Why Carly Simon Was Named The Unofficial Dodgers Mascot By Baseball Legend Jackie Robinson

She's a renowned singer-songwriter with classic hits like "You're So Vain" and "Anticipation" who is set to join the 2022 class of inductees to the Rock & Roll Hall of Fame. He was one of the greatest baseball players of all time and made history as the first Black athlete to play Major League Baseball when he joined the Brooklyn Dodgers in 1947. Carly Simon was just under 2 years old when Jackie Robinson made his barrier-busting National League debut, but the two of them would go on to have a close, affectionate relationship that led to Robinson giving young Simon batting lessons and proclaiming her the unofficial mascot of the Dodgers.

The relationship between the Simons and the Robinsons began in 1955, per the Vineyard Gazette. Jackie, his wife Rachel, and their children were house-hunting with the idea of moving to the Connecticut suburbs outside New York. The family faced a multi-pronged racist attack against their attempt to settle in Connecticut, with brokers as well as neighbors refusing to show them houses or discouraging the family's presence in some neighborhoods, claiming property values would plummet or white families would leave the area rather than live near a Black family. A local paper published an account of the Robinsons' difficulties in finding a home to buy, which caught the eye of Andrea Simon, wife of publishing magnate Richard Simon of the renowned Simon & Schuster publishing company.
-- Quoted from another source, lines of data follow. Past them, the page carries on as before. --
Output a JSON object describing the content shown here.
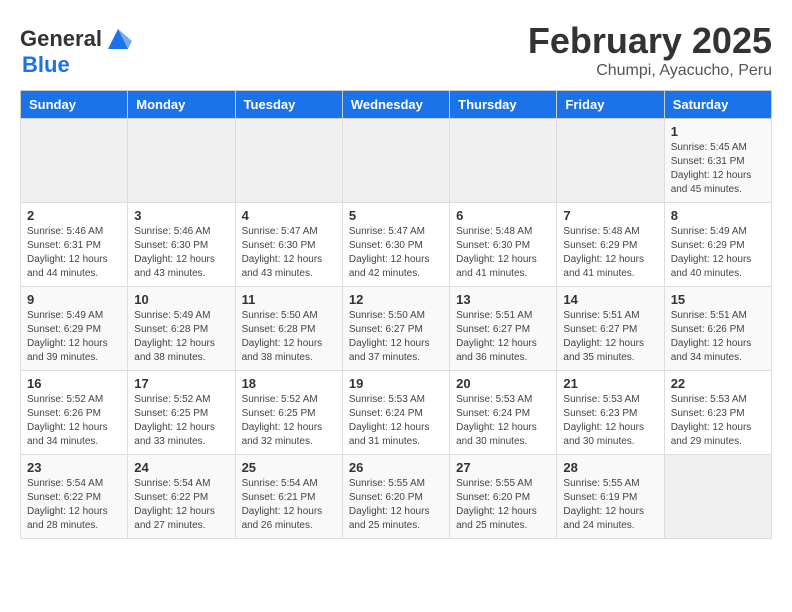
{
  "logo": {
    "line1": "General",
    "line2": "Blue"
  },
  "title": "February 2025",
  "subtitle": "Chumpi, Ayacucho, Peru",
  "days_of_week": [
    "Sunday",
    "Monday",
    "Tuesday",
    "Wednesday",
    "Thursday",
    "Friday",
    "Saturday"
  ],
  "weeks": [
    [
      {
        "day": "",
        "info": ""
      },
      {
        "day": "",
        "info": ""
      },
      {
        "day": "",
        "info": ""
      },
      {
        "day": "",
        "info": ""
      },
      {
        "day": "",
        "info": ""
      },
      {
        "day": "",
        "info": ""
      },
      {
        "day": "1",
        "info": "Sunrise: 5:45 AM\nSunset: 6:31 PM\nDaylight: 12 hours and 45 minutes."
      }
    ],
    [
      {
        "day": "2",
        "info": "Sunrise: 5:46 AM\nSunset: 6:31 PM\nDaylight: 12 hours and 44 minutes."
      },
      {
        "day": "3",
        "info": "Sunrise: 5:46 AM\nSunset: 6:30 PM\nDaylight: 12 hours and 43 minutes."
      },
      {
        "day": "4",
        "info": "Sunrise: 5:47 AM\nSunset: 6:30 PM\nDaylight: 12 hours and 43 minutes."
      },
      {
        "day": "5",
        "info": "Sunrise: 5:47 AM\nSunset: 6:30 PM\nDaylight: 12 hours and 42 minutes."
      },
      {
        "day": "6",
        "info": "Sunrise: 5:48 AM\nSunset: 6:30 PM\nDaylight: 12 hours and 41 minutes."
      },
      {
        "day": "7",
        "info": "Sunrise: 5:48 AM\nSunset: 6:29 PM\nDaylight: 12 hours and 41 minutes."
      },
      {
        "day": "8",
        "info": "Sunrise: 5:49 AM\nSunset: 6:29 PM\nDaylight: 12 hours and 40 minutes."
      }
    ],
    [
      {
        "day": "9",
        "info": "Sunrise: 5:49 AM\nSunset: 6:29 PM\nDaylight: 12 hours and 39 minutes."
      },
      {
        "day": "10",
        "info": "Sunrise: 5:49 AM\nSunset: 6:28 PM\nDaylight: 12 hours and 38 minutes."
      },
      {
        "day": "11",
        "info": "Sunrise: 5:50 AM\nSunset: 6:28 PM\nDaylight: 12 hours and 38 minutes."
      },
      {
        "day": "12",
        "info": "Sunrise: 5:50 AM\nSunset: 6:27 PM\nDaylight: 12 hours and 37 minutes."
      },
      {
        "day": "13",
        "info": "Sunrise: 5:51 AM\nSunset: 6:27 PM\nDaylight: 12 hours and 36 minutes."
      },
      {
        "day": "14",
        "info": "Sunrise: 5:51 AM\nSunset: 6:27 PM\nDaylight: 12 hours and 35 minutes."
      },
      {
        "day": "15",
        "info": "Sunrise: 5:51 AM\nSunset: 6:26 PM\nDaylight: 12 hours and 34 minutes."
      }
    ],
    [
      {
        "day": "16",
        "info": "Sunrise: 5:52 AM\nSunset: 6:26 PM\nDaylight: 12 hours and 34 minutes."
      },
      {
        "day": "17",
        "info": "Sunrise: 5:52 AM\nSunset: 6:25 PM\nDaylight: 12 hours and 33 minutes."
      },
      {
        "day": "18",
        "info": "Sunrise: 5:52 AM\nSunset: 6:25 PM\nDaylight: 12 hours and 32 minutes."
      },
      {
        "day": "19",
        "info": "Sunrise: 5:53 AM\nSunset: 6:24 PM\nDaylight: 12 hours and 31 minutes."
      },
      {
        "day": "20",
        "info": "Sunrise: 5:53 AM\nSunset: 6:24 PM\nDaylight: 12 hours and 30 minutes."
      },
      {
        "day": "21",
        "info": "Sunrise: 5:53 AM\nSunset: 6:23 PM\nDaylight: 12 hours and 30 minutes."
      },
      {
        "day": "22",
        "info": "Sunrise: 5:53 AM\nSunset: 6:23 PM\nDaylight: 12 hours and 29 minutes."
      }
    ],
    [
      {
        "day": "23",
        "info": "Sunrise: 5:54 AM\nSunset: 6:22 PM\nDaylight: 12 hours and 28 minutes."
      },
      {
        "day": "24",
        "info": "Sunrise: 5:54 AM\nSunset: 6:22 PM\nDaylight: 12 hours and 27 minutes."
      },
      {
        "day": "25",
        "info": "Sunrise: 5:54 AM\nSunset: 6:21 PM\nDaylight: 12 hours and 26 minutes."
      },
      {
        "day": "26",
        "info": "Sunrise: 5:55 AM\nSunset: 6:20 PM\nDaylight: 12 hours and 25 minutes."
      },
      {
        "day": "27",
        "info": "Sunrise: 5:55 AM\nSunset: 6:20 PM\nDaylight: 12 hours and 25 minutes."
      },
      {
        "day": "28",
        "info": "Sunrise: 5:55 AM\nSunset: 6:19 PM\nDaylight: 12 hours and 24 minutes."
      },
      {
        "day": "",
        "info": ""
      }
    ]
  ]
}
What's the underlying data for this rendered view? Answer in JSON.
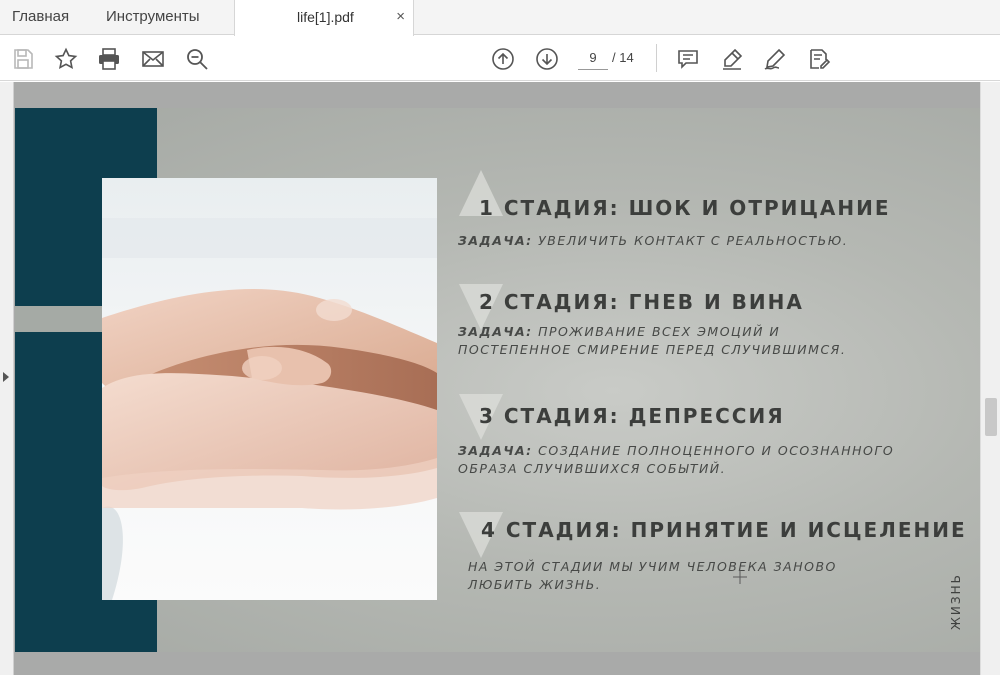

Andrea reached out to Rachel and offered to accompany her on visits to local homes for sale.

The Robinsons and the Simons were very close

Andrea Simon and Rachel Robinson quickly became friends and the Robinsons found and bought a home a mile away from the Simons in Stamford, Connecticut. As Robinson later told the Vineyard Gazette, "It was exactly what I had been looking for. I was just thrilled. The minute I saw it, I knew that I wanted it." The Robinson family moved in with the Simons while builders completed work on their new home and the families became very close. Peter Simon, brother of Carly, remembered, "Jackie spent so much time teaching us about baseball. We'd stand out in the backyard, and he'd hit us grounders with a tennis racquet and a tennis ball. He used to whale the ball and hit these towering high flies. We were so into it, especially Carly, who was a true-blue Dodger fan."

Carly Simon later recounted her own memories of Jackie Robinson during a 2011 NPR interview with journalist Diane Rehm, noting, "I'm not sure whether my falling in love with baseball came first or whether my getting to know Jackie Robinson and his wife Rachel and his three kids and they're moving in with us for a year and a half had anything to do with my loving baseball." She went on to reminisce about going to Dodgers games with her father and Robinson where "the team got so used to this little 8-year-old coming in with their star — with their big star with the 42 on his back."

Carly Simon got her own Dodgers uniform

Carly Simon went on to tell Diane Rehm that the Dodgers "gave me a little mascot recognition of giving me my own uniform and so I used to go in the dugouts ... and very often sit especially on Pee Wee Reese's lap. I remember that lap was the friendliest to a little squirming 8-year-old who's just out of breath not being able to believe where she was." (Reese is second from left above with fellow Dodgers Spider Jorgensen, Eddie Starkey, and Jackie Robinson.) 

Simon's version of the classic song "Take Me Out To The Ballgame" was used in both the Ken Burns "Baseball" documentary miniseries as well as a CD that accompanied a 2011 picture book of the same title (per another report by the Vineyard Gazette). ABC7 New York discussed the song with Simon as well as her history with Jackie Robinson. She told reporters he'd referred to her as his "lucky charm" during her childhood outings to Brooklyn's Ebbets Field. She went on to call Robinson "gentle and ardent," concerned about "fair treatment for everybody," and that in addition to baseball he "played tennis like nobody else."

Rachel Robinson and Andrea Simon remained close friends until Andrea died in 1994 at the age of 84. Both women lost their husbands far too soon; Richard Simon died in 1960 at age 61 and Jackie Robinson died in 1972 at just 53 years old. Rachel Robinson told the Vineyard Gazette, "Andrea and I had more than a friendship — we were like sisters."